Semantic Search
CodexA's core capability is semantic code search — finding code by what it does, not just pattern matching on text.
How It Works
- Indexing — Source files are parsed, chunked, and each chunk is encoded into a 384-dimensional vector using
all-MiniLM-L6-v2 - Query — Your search query is encoded using the same model
- Similarity — FAISS finds the closest vectors via cosine similarity
- Ranking — Results optionally fused with BM25 keyword scores via Reciprocal Rank Fusion
Search Modes
Semantic (default)
Vector similarity search — finds conceptually related code:
bash
codex search "authentication middleware"
codex search "database connection pooling"Keyword (BM25)
Traditional ranked keyword search:
bash
codex search "jwt_token" --mode keywordHybrid (RRF)

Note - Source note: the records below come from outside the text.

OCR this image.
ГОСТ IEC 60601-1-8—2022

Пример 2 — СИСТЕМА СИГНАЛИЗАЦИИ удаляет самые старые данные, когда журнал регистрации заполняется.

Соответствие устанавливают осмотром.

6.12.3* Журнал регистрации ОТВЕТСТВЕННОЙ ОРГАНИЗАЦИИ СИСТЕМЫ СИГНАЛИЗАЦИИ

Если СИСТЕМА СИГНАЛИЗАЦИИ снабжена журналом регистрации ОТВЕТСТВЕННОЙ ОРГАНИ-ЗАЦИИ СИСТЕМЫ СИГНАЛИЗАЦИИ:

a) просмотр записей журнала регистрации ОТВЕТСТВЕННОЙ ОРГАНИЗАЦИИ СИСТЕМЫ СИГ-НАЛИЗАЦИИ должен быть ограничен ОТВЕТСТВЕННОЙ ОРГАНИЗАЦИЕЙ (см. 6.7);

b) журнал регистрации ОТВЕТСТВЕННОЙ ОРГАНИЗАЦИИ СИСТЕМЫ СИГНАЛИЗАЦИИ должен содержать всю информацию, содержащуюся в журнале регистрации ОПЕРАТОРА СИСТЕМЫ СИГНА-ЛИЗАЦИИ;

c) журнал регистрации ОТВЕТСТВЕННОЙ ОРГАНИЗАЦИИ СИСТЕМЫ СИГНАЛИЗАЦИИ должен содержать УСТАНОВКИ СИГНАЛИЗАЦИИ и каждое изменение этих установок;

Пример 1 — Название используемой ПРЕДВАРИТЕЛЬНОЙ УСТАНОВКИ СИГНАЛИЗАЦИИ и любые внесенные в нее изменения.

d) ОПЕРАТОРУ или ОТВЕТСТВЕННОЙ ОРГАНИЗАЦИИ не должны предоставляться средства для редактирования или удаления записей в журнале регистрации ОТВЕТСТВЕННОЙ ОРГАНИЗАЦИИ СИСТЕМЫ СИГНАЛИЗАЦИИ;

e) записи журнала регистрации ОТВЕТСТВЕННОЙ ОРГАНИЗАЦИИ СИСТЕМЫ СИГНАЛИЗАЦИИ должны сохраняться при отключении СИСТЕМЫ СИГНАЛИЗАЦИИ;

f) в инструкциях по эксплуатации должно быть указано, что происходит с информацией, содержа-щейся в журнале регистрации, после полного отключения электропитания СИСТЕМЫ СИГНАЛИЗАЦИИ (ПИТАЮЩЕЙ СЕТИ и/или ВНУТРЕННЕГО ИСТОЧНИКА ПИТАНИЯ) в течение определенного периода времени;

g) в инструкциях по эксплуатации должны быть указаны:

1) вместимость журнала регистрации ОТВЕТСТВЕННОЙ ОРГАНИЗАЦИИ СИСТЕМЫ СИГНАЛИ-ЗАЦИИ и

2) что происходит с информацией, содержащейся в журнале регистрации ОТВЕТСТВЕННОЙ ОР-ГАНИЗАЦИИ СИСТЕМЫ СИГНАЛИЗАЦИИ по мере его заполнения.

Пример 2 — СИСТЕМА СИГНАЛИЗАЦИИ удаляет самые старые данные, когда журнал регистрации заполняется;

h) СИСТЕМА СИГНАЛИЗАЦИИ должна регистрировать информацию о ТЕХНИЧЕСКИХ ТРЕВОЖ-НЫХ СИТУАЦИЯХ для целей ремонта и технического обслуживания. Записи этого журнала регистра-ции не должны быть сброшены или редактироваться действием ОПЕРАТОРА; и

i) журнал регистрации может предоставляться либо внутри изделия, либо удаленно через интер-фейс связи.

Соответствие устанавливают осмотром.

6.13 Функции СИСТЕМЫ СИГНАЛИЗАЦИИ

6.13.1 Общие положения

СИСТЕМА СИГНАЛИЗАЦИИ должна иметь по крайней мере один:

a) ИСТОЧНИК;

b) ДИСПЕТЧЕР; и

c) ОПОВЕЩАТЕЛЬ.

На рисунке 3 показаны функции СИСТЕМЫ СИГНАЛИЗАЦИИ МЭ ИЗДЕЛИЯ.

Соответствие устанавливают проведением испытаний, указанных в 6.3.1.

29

Fuses semantic and keyword results for the best of both:
bash
codex search "error handling" --mode hybridRegex
Grep-compatible regular expression search:
bash
codex search "def\s+authenticate" --mode regex -n
codex search "TODO|FIXME" --mode regex -lGrep Compatibility
CodexA supports familiar grep flags:
| Flag | Description |
|---|---|
-l | Show only file paths with matches |
-L | Show only file paths without matches |
-n | Prefix lines with line numbers |
-C N | Show N context lines around matches |
-s | Case-sensitive (regex mode) |
Output Formats
bash
# Human-readable (default)
codex search "auth"
# JSON for AI agents
codex search "auth" --json
# JSONL for streaming/piping
codex search "auth" --jsonl | jq .file_path
# Full enclosing function/class context
codex search "auth" --full-sectionConfiguration
Tune search behavior in .codex/config.json:
json
{
"search": {
"top_k": 10,
"similarity_threshold": 0.3,
"rrf_k": 60
}
}| Setting | Default | Description |
|---|---|---|
top_k | 10 | Number of results to return |
similarity_threshold | 0.3 | Minimum score to include |
rrf_k | 60 | RRF fusion constant (higher = more weight to lower ranks) |
Embedding Model
CodexA uses all-MiniLM-L6-v2 by default — a compact model that:
- Produces 384-dimensional vectors
- Runs entirely offline (no API calls)
- Supports 12 programming languages
- First run downloads ~80MB model, then cached locally
Manage models with:
bash
codex models list # Available models
codex models info <name> # Model details
codex models download <n> # Pre-download for offline use
codex models switch <name> # Switch active model (requires re-index)Performance
- Indexing: ~1,000 files/minute on typical hardware
- Search: <100ms per query after indexing
- Memory: FAISS index is memory-mapped for large codebases
- Incremental: Only changed files are re-indexed (
codex index --forcefor full rebuild)